As a child his job was to regularly water reed curtains during the summer months in the barracks of Lucknow cantonment. But he would run away to the langer instead and willingly do chores for the cooks from the military kitchens of this former Residency to his present position as Grand Master Chef, of ITC group of hotels its been a long journey for Imtiaz Qureshi. The former kitchen hand is now a leaving legend, personifying all that Avadhi cuisines stands for.
At 78, Qureshi has seen it all. “I don’t think there is any contemporary person who matters, be it a head of state or a celebrity, who has not eaten from my hands”, he says.
Qureshi takes pride in himself, his appearance and his work. We munch on the tenderest lamb pasanda and gulatti kidney bean kebabs at Park Sheraton while the chef grooms himself for the interview and photo session. He then posses charmingly with his huge cauldron of lamb biryani, then lovingly doles out helpings for us.
“Unless you sample everything, you won’t comprehend the gastronomic range of Avadhi cuisines”, he says. He’s pained that the world over, its mughlai cuisine which is popular.
“The Mughal’s were so busy making wars that they didn’t have time for indulgences. These arts are developed in the smaller kingdom like Avadh and Hyderabad”, he points out. “And these were the chefs who were called for big Mughal functions” Qureshi should know, for he hails from a family of Khandani Khansamas.Talk to him about Avadhi cuisine and his eyes glaze over, his lips twitch into a fond smile. It’s like talking about his favourite child.” It’s a cuisine of nazakat,” he says. “The Nawab of Avadh knew what indulgence meant and their cuisine exemplifies their refinement. You wont need to pick on a bone or remove an irritating fibre from your teeth the spices are ground very fine, the meats are cooked till very tender. Even the firewood-mango, tamarind or dhak-was selected for the fragrances they had lend to the food. Neem wood was never used, for it left a bitter after taste,” he says.
Though he agrees that the Avadhi cooking gets its flavours from specific condiments like zafran, rose essence, kevra and green cardamom, he insists that it’s the fine interplay of the condiments, and the knowledge of when to add them to the dish that makes one an ustaad in this cooking. “Look at these chicken kebabs,” he says, pointing to the platter of bite size morsels. “There’s fresh pomegranate in them, which helps making the meat tender.”

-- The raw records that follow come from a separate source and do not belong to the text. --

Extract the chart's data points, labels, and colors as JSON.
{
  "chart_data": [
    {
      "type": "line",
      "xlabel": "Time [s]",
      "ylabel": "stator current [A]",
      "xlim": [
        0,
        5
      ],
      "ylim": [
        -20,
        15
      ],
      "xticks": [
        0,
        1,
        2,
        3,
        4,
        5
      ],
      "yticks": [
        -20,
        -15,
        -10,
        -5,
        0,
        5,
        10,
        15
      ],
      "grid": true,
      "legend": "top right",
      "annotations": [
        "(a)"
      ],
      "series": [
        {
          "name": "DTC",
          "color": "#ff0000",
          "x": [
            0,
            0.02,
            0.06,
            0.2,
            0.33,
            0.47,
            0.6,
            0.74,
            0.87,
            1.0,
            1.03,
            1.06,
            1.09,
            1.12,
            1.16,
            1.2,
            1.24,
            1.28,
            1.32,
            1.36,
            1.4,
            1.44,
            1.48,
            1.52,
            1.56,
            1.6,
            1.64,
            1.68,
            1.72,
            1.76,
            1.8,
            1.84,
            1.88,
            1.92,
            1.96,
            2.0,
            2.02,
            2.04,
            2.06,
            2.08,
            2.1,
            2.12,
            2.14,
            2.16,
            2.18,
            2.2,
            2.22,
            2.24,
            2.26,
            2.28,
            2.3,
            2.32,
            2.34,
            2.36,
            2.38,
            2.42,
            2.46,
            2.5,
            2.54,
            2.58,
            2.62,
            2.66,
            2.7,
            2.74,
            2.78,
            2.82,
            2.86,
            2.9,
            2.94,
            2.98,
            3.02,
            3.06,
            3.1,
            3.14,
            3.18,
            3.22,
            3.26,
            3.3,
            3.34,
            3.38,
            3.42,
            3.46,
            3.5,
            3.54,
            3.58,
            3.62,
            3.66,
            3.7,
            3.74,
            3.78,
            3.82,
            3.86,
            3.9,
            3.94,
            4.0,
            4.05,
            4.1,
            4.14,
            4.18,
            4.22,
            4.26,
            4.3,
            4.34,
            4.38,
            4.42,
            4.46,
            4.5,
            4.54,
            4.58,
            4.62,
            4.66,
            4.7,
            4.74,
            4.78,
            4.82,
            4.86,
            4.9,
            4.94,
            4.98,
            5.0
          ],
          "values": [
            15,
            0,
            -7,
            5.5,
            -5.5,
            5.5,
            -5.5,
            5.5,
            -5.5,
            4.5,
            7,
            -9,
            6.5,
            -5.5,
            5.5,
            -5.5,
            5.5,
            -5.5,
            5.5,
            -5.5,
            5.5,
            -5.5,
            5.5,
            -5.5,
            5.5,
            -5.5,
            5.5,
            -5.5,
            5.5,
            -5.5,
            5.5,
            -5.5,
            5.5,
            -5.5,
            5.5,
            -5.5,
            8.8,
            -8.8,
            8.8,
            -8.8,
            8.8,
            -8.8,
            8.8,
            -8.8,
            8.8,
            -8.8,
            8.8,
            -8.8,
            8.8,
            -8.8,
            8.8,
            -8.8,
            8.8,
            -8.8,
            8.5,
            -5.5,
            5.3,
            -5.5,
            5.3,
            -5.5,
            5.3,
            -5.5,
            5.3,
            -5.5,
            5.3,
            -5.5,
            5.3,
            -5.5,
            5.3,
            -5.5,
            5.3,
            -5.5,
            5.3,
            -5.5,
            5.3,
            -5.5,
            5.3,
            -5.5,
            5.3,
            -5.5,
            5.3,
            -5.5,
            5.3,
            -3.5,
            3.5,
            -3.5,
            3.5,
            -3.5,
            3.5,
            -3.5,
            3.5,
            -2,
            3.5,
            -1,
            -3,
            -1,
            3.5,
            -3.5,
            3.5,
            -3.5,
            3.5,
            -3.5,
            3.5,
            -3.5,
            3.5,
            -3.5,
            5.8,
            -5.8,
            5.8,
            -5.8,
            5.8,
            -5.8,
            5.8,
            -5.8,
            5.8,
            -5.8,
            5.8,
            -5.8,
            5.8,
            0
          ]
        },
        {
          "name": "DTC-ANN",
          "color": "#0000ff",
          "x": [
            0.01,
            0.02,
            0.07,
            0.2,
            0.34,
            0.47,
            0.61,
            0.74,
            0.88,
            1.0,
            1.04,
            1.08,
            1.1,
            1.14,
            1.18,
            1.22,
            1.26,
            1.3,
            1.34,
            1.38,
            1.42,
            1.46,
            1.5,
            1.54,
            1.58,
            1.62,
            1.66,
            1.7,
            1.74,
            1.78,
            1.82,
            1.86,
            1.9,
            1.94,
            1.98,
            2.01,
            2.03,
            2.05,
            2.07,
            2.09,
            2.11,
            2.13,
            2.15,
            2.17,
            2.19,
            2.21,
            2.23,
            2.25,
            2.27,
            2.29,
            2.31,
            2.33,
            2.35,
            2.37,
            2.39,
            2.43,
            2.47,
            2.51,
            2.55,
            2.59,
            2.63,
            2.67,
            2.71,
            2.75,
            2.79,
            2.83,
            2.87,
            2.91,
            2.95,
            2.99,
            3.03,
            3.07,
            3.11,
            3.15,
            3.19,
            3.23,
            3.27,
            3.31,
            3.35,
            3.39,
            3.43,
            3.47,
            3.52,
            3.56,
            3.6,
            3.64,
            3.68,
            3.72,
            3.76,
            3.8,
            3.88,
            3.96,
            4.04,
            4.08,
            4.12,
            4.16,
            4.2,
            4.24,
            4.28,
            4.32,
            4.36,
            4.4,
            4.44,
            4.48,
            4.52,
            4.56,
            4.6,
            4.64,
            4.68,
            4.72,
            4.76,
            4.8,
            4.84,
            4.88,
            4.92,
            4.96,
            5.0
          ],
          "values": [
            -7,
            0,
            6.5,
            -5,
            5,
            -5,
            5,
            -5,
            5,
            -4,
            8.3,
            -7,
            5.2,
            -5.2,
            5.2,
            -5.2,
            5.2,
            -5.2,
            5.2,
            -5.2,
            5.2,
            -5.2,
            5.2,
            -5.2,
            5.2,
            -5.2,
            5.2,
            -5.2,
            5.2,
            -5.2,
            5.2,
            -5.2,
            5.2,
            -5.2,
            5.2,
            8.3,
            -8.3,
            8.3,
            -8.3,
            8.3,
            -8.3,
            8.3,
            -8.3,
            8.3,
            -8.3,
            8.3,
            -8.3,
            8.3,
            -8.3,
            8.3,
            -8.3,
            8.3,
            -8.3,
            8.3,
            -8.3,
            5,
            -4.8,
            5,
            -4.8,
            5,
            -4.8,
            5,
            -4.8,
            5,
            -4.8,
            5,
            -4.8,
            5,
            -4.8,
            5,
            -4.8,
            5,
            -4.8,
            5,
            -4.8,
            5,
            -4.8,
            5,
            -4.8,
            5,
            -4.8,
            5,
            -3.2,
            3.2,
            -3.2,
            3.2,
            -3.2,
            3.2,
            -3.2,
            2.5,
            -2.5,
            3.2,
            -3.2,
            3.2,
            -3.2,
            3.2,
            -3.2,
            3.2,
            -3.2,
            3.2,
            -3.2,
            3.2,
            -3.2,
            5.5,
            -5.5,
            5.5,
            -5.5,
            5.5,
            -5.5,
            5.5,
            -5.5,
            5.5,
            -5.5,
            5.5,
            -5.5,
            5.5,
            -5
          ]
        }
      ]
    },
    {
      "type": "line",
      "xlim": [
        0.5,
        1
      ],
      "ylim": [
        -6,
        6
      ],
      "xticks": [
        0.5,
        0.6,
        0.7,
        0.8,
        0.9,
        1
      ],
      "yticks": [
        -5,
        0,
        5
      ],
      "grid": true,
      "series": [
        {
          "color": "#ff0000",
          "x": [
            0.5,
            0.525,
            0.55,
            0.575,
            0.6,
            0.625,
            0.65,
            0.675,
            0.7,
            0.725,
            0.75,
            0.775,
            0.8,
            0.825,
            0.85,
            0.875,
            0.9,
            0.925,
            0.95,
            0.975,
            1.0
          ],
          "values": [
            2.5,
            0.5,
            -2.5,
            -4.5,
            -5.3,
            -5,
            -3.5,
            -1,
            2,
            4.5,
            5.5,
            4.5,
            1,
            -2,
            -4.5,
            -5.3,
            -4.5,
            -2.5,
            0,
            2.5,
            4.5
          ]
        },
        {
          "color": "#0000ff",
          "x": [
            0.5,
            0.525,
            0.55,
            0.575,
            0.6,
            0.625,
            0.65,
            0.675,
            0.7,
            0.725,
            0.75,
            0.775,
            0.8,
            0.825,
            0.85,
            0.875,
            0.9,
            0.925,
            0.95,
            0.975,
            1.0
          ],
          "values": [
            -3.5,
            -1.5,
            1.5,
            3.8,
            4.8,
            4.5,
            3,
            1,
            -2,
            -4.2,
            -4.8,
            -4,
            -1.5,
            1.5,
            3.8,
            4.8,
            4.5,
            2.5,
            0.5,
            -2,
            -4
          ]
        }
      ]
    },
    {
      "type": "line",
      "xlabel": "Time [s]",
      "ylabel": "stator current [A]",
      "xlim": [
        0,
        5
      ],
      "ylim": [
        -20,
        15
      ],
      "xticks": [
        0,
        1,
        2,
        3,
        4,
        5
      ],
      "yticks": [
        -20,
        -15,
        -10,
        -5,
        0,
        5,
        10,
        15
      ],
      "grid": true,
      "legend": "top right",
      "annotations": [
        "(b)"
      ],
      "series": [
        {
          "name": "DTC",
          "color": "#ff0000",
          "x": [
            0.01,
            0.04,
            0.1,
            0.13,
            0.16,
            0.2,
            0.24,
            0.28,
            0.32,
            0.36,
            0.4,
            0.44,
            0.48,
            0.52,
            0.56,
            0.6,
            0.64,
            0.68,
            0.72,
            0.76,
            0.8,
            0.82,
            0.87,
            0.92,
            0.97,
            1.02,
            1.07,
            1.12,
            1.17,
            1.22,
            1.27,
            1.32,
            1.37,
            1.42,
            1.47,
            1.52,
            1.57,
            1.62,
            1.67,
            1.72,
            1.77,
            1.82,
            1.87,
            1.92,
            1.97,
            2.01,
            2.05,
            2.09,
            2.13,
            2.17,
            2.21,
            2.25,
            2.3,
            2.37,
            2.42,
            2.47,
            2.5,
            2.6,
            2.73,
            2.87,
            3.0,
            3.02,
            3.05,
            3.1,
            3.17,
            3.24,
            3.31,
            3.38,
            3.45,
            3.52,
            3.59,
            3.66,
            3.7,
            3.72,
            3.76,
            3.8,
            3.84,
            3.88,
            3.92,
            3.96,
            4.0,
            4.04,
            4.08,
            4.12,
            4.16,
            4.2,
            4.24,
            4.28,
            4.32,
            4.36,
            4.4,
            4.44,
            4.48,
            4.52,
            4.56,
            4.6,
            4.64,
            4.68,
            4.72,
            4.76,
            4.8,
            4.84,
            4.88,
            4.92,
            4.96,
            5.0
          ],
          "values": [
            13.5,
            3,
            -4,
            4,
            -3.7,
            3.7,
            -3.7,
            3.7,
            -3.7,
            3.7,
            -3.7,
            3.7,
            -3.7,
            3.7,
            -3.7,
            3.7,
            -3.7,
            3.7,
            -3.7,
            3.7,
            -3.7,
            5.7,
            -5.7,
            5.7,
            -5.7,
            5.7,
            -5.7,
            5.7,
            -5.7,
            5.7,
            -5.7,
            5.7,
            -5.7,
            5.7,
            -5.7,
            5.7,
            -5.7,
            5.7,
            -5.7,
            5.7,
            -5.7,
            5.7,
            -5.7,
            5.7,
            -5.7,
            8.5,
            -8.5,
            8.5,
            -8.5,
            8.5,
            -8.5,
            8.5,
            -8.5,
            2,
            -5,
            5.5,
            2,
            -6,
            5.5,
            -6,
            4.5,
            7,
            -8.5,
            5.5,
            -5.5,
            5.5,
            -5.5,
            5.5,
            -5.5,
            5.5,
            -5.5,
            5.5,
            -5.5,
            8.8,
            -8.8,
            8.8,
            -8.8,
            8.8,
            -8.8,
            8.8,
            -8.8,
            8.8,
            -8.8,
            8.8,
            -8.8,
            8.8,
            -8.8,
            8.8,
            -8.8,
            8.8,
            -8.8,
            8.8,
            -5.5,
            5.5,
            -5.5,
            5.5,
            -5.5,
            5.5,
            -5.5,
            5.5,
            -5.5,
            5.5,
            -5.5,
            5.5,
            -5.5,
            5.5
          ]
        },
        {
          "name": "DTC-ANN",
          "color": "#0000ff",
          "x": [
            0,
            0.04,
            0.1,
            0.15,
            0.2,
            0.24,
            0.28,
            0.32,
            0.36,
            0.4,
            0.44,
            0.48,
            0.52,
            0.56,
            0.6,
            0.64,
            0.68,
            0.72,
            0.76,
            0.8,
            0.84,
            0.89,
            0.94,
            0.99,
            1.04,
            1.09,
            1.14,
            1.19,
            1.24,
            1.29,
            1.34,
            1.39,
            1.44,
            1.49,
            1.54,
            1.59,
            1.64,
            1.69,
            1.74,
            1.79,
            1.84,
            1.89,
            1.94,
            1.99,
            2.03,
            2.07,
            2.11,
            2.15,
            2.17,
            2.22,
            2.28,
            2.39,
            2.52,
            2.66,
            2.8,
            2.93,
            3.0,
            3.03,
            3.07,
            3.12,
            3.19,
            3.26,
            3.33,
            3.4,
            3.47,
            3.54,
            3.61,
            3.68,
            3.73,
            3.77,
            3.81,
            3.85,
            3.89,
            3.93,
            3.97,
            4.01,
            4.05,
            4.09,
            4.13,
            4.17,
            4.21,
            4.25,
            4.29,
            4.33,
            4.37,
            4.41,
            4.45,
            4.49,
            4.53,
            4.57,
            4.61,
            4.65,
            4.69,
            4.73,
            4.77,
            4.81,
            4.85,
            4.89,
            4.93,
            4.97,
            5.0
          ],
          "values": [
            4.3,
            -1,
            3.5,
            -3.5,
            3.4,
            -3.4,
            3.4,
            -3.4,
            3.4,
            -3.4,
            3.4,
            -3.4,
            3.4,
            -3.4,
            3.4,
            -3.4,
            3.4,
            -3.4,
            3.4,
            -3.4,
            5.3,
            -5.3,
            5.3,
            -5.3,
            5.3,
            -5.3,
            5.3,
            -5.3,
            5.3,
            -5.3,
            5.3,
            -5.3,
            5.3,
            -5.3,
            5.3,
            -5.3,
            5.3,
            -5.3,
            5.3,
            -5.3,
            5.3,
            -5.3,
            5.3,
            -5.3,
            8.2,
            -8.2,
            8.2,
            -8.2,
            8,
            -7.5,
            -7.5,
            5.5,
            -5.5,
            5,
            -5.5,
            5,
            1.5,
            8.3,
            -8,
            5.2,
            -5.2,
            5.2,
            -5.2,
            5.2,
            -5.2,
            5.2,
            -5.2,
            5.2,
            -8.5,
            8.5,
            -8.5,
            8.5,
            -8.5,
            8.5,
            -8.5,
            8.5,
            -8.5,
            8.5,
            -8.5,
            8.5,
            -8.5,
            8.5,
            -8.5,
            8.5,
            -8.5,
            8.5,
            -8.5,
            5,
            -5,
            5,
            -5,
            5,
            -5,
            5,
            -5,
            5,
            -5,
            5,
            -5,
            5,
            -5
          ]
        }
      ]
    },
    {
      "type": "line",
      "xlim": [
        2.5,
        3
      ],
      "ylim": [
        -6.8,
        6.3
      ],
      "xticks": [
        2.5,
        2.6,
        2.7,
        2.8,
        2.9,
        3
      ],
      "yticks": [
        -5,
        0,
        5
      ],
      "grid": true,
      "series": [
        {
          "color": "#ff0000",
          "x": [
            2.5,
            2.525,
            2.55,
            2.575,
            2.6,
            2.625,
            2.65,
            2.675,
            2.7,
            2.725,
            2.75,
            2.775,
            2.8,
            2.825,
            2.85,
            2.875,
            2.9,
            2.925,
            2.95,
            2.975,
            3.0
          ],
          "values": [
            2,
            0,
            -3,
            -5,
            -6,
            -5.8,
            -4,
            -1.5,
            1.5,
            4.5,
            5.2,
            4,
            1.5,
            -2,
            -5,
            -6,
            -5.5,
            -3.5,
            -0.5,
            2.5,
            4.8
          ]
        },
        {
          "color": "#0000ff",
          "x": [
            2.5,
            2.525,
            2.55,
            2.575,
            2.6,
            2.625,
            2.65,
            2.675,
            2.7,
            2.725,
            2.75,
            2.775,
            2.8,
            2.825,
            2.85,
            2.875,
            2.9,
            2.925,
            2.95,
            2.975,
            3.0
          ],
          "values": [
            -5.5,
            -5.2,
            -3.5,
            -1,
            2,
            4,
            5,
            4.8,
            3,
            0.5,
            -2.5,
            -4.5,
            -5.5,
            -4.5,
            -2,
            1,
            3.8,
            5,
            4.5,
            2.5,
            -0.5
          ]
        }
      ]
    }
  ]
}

And for all the nazakat in his cooking- which was so good that we felt quite incapable of reviewing it – Qureshi is quite matter –of – fact. ‘There are many chefs who insist of exotic condiments like phattar ke phool and pan ki jad. But they don’t know how to use them so they end up ruining the dish. But with just the simplest spices, you can work wonders. Look at this brain curry. It’s flavoured with only methi. And it’s my best dish.”
Qureshi doesn’t believe in the recipe book. I am ungootha chaap (unlettered) and I believe cooking should come from the heart not from the book only then will the diner get the luft of the repast.”
Quintessentially Qureshi, the Avadhi fest is on at Park Sheraton till December 11.